FOX UNDERCOVER - The Patrick administration's controversial decision to allow some illegal immigrants to pay the same lower rates at public colleges and universities as citizens who live in Massachusetts is now bringing the threat of a lawsuit from a legal watchdog group and criticism from some Republican lawmakers who say the move violates federal law.
It's the latest fallout from the governor's decision this past November to allow a small group of qualified illegal immigrants to attend state schools and pay the same lower tuition and fee rates as others living in the state.
While the state Department of Higher Education hasn't tracked how many students have taken advantage of the change, FOX Undercover did the math and found at least 120 immigrant students are paying the in-state rate at one of the 29 public colleges or universities thanks to the administration's decision.
The difference between what those 120 students would be paying if they still had to pay the out-of-state rate is about $1.3 million dollars.
Only Massachusetts students who have been accepted into a federal program for those who immigrated illegally to the country as children are eligible for the in-state rate.
Even though the numbers are low, they still don't sit well with everyone.
"Should we be spending our hard-earned tax dollars expanding benefits to those who are breaking the rule?" said state Rep. James Lyons, R- Andover.
Lyons wrote a letter to Board of Higher Education Chairman Charles Desmond asking him to reconsider the policy of granting the lower rates.
But Massachusetts Commissioner of Higher Education Richard Freeland said the change has been smooth, with little effect.
"So far it's been working out pretty much as we've expected," he told FOX Undercover. "The numbers are small. They've been readily absorbed into existing classes.
"Is this costing taxpayers money?" FOX Undercover reporter Mike Beaudet asked him.
"The Massachusetts Taxpayers Foundation did a study on this at the request of the legislature and actually concluded that there would be revenue added because these students are by and large not currently enrolled in higher education because they do have access to in-state tuition," Freeland responded.
For those who qualify, the savings are huge. The difference between in- and out of state tuition and fees at UMass-Boston, for example, is a little more than $14,000 a year.
Some schools like North Shore Community College aren't tracking how many students are attending or been accepted for the upcoming semester.
As for the campuses that do track, Bunker Hill Community College has the most: 26. Next is UMass-Dartmouth, which has 23. Mass Bay Community College has 10. Others have just two. Some, like Roxbury Community College, reported having none.
But some say the number of students getting the lower in-state rate could explode.
Working with a small group of Republicans in the legislature, the conservative legal group Judicial Watch says the move is illegal, and a consequence of violating the federal law is that Massachusetts must offer the lower in-state rate to every citizen in the country.

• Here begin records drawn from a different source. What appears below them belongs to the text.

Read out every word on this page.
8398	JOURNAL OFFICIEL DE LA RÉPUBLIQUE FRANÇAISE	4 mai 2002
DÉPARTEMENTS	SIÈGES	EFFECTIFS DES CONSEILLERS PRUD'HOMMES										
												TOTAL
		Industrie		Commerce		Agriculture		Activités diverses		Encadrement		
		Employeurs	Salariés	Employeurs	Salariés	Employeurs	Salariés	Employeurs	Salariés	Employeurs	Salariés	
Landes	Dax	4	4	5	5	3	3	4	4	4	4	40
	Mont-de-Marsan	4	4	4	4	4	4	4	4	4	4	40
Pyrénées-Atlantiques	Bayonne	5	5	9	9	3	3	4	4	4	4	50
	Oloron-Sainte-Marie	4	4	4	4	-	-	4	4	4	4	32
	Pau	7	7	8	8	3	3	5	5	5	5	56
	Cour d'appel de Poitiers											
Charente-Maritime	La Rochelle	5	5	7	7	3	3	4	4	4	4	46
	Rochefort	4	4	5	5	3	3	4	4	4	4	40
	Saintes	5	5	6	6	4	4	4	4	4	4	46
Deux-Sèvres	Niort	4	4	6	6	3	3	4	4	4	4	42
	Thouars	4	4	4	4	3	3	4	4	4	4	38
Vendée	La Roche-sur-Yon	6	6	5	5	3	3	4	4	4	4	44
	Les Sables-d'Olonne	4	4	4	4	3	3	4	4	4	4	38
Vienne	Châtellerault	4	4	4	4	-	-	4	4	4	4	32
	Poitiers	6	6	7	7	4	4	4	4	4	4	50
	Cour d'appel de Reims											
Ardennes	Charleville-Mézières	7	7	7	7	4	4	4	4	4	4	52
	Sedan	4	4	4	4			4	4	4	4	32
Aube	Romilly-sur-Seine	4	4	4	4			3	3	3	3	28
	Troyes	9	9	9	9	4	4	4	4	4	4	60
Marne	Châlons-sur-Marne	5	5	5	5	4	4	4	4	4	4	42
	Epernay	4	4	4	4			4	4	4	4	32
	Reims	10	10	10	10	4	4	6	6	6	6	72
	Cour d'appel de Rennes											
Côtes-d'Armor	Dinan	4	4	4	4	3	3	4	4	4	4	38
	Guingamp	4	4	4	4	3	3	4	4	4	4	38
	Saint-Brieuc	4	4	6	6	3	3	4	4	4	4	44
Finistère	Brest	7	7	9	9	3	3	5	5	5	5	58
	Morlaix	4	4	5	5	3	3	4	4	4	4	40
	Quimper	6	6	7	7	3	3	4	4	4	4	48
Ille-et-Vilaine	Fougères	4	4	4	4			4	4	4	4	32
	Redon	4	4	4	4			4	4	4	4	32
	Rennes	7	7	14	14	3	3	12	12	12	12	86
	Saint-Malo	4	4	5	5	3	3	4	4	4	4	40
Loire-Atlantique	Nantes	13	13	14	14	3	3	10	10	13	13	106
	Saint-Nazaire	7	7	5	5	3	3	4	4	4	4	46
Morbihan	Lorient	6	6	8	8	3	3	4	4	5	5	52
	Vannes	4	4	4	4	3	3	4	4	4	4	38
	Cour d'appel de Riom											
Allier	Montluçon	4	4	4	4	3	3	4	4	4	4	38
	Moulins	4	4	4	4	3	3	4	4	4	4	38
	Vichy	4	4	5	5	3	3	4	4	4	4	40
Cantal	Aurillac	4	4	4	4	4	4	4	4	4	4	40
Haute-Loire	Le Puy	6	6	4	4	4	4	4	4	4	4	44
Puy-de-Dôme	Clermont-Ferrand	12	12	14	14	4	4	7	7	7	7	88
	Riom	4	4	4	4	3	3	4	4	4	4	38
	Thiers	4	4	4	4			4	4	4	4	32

"Under federal law if a state decides to provide in-state tuition for those unlawfully present based on residency the university is also required to provide the same in-state rate to anybody in the United States," said Judicial Watch attorney Michael Bekesha. "This is going to cost the taxpayers of Massachusetts significant money."
Judicial Watch might file a lawsuit to force the state to offer the lower tuition rates to everyone, Bekesha said.
State officials say Massachusetts is not violating the law. Officials consider the students who are part of the federal program to be in the country legally.
Not true, according to Judicial Watch.
"They're not here lawfully. They do not have lawful status and that's what matters under the federal law regarding in-state tuition benefits," Bekesha said.
Meanwhile, back on our campuses, Commissioner Freeland says the controversy is overblown.
"I think I can honestly say we have not gotten a single letter or phone call raising concerns about this policy," Freeland said.
All sides do agree there's one way to resolve this, having the legislature approve it. Considering lawmakers rejected that move in 2006, it seems unlikely the Patrick administration will try that any time soon.